Bahaya Jika Bayi Diberi Air Putih

Memberiankan air putih untuk bayi di bawah usia 6 bulan sebaiknya tidak dilakukan karena lebih banyak risikonya ketimbang manfaatnya. Lagi pula, kebutuhan nutrisi dan cairan tubuh bayi sebetulnya sudah tercukupi dengan pemberian ASI atau susu formula.
Perut kembung
Memberikan air putih kepada bayi dapat membuat perutnya terasa kembung karena sistem pencernaannya belum mampu menyerap cairan dengan baik. Selain itu, kapasitas perut bayi yang baru lahir masih belum maksimal, sehingga belum bisa menerima terlalu banyak asupan cairan.

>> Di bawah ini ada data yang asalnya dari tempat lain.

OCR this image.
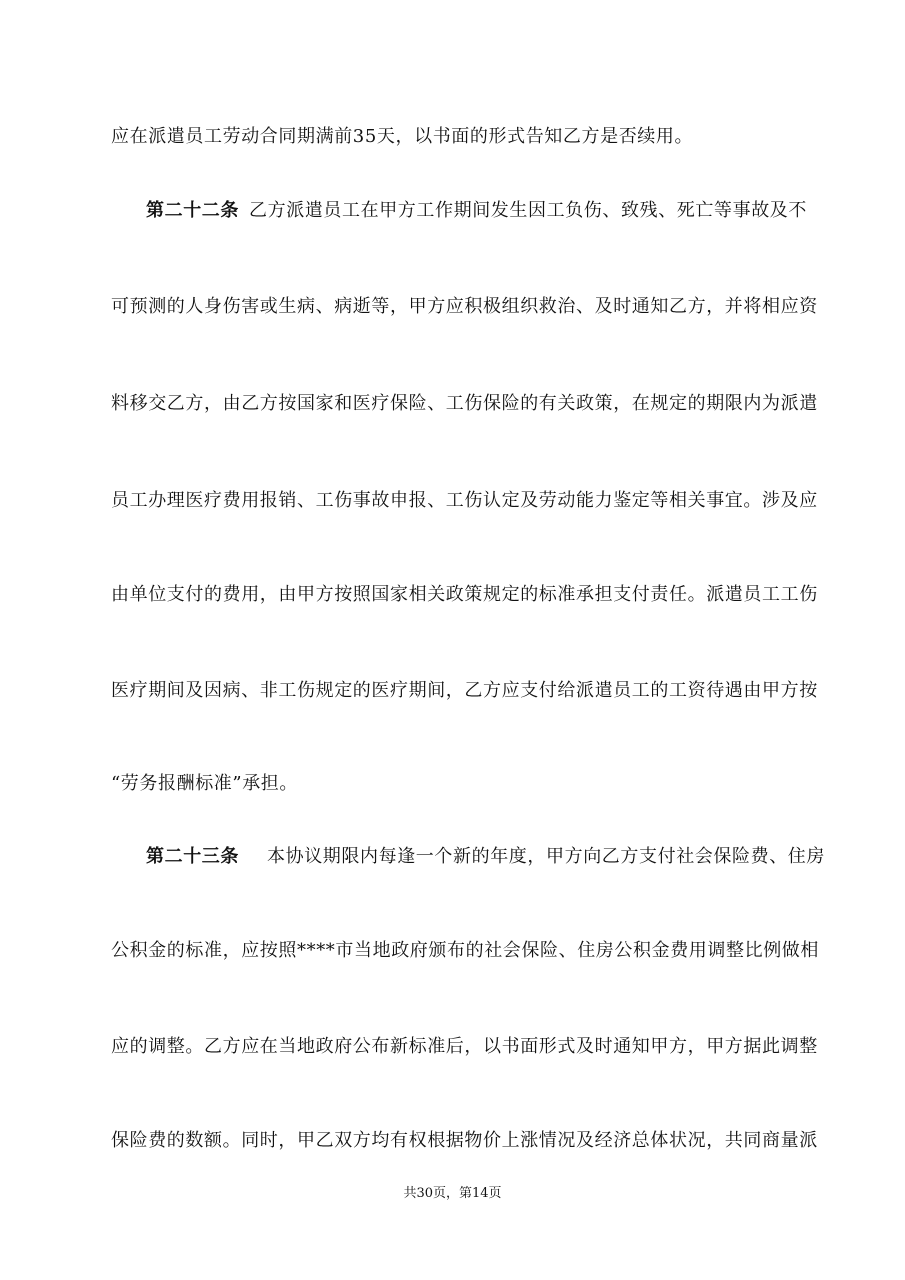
应在派遣员工劳动合同期满前35天，以书面的形式告知乙方是否续用。
第二十二条 乙方派遣员工在甲方工作期间发生因工负伤、致残、死亡等事故及不
可预测的人身伤害或生病、病逝等，甲方应积极组织救治、及时通知乙方，并将相应资
料移交乙方，由乙方按国家和医疗保险、工伤保险的有关政策，在规定的期限内为派遣
员工办理医疗费用报销、工伤事故申报、工伤认定及劳动能力鉴定等相关事宜。涉及应
由单位支付的费用，由甲方按照国家相关政策规定的标准承担支付责任。派遣员工工伤
医疗期间及因病、非工伤规定的医疗期间，乙方应支付给派遣员工的工资待遇由甲方按
“劳务报酬标准”承担。
第二十三条 本协议期限内每逢一个新的年度，甲方向乙方支付社会保险费、住房
公积金的标准，应按照****市当地政府颁布的社会保险、住房公积金费用调整比例做相
应的调整。乙方应在当地政府公布新标准后，以书面形式及时通知甲方，甲方据此调整
保险费的数额。同时，甲乙双方均有权根据物价上涨情况及经济总体状况，共同商量派
共30页，第14页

Keracunan air (intoksikasi air)
Meski jarang terjadi, memberikan terlalu banyak air putih dapat menyebabkan bayi mengalami keracunan air. Hal ini terjadi ketika kadar garam dalam darahnya menurun terlalu banyak, sehingga mengganggu keseimbangan elektrolit di dalam tubuh.

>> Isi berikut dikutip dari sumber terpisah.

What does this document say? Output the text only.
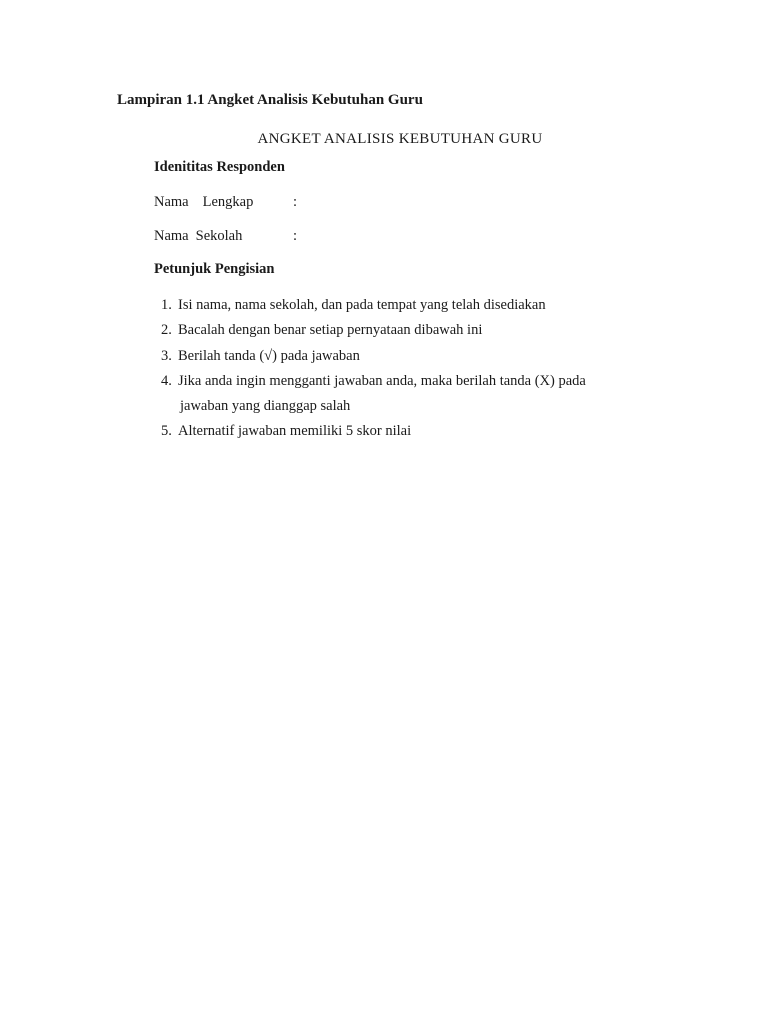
Lampiran 1.1 Angket Analisis Kebutuhan Guru
ANGKET ANALISIS KEBUTUHAN GURU
Idenititas Responden
Nama Lengkap	:
Nama Sekolah	:
Petunjuk Pengisian
1. Isi nama, nama sekolah, dan pada tempat yang telah disediakan
2. Bacalah dengan benar setiap pernyataan dibawah ini
3. Berilah tanda (√) pada jawaban
4. Jika anda ingin mengganti jawaban anda, maka berilah tanda (X) pada
jawaban yang dianggap salah
5. Alternatif jawaban memiliki 5 skor nilai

Gejala yang muncul apabila bayi mengalami keracunan air adalah muntah, diare, dan tubuhnya terlihat membengkak.
Diare
Bayi yang diberikan air putih berisiko menyebabkan diare. Namun, kalau Si Kecil mengonsumsi susu formula yang perlu dicampur dengan air putih, gunakanlah air yang telah dimasak hingga matang dengan suhu minimal 80°C, lalu dinginkan sebelum diberikan kepada Si Kecil.
Kehausan
Setelah berusia 6 bulan, bayi boleh diberi air putih saat ia haus. Namun, dianjurkan tidak memberikannya lebih dari 8 sendok makan atau setengah gelas air putih per hari. Tetap utamakan ASI sebagai asupan nutrisi utama meski bayi sudah berusia di atas 6 bulan.
Kekurangan gizi
Memberikan air putih dapat membuat bayi merasa kenyang, sehingga keinginannya untuk minum ASI atau susu formula menjadi berkurang.
Hal ini dapat membuat bayi tidak memperoleh asupan nutrisi yang cukup dari ASI atau susu formula untuk tumbuh kembangnya.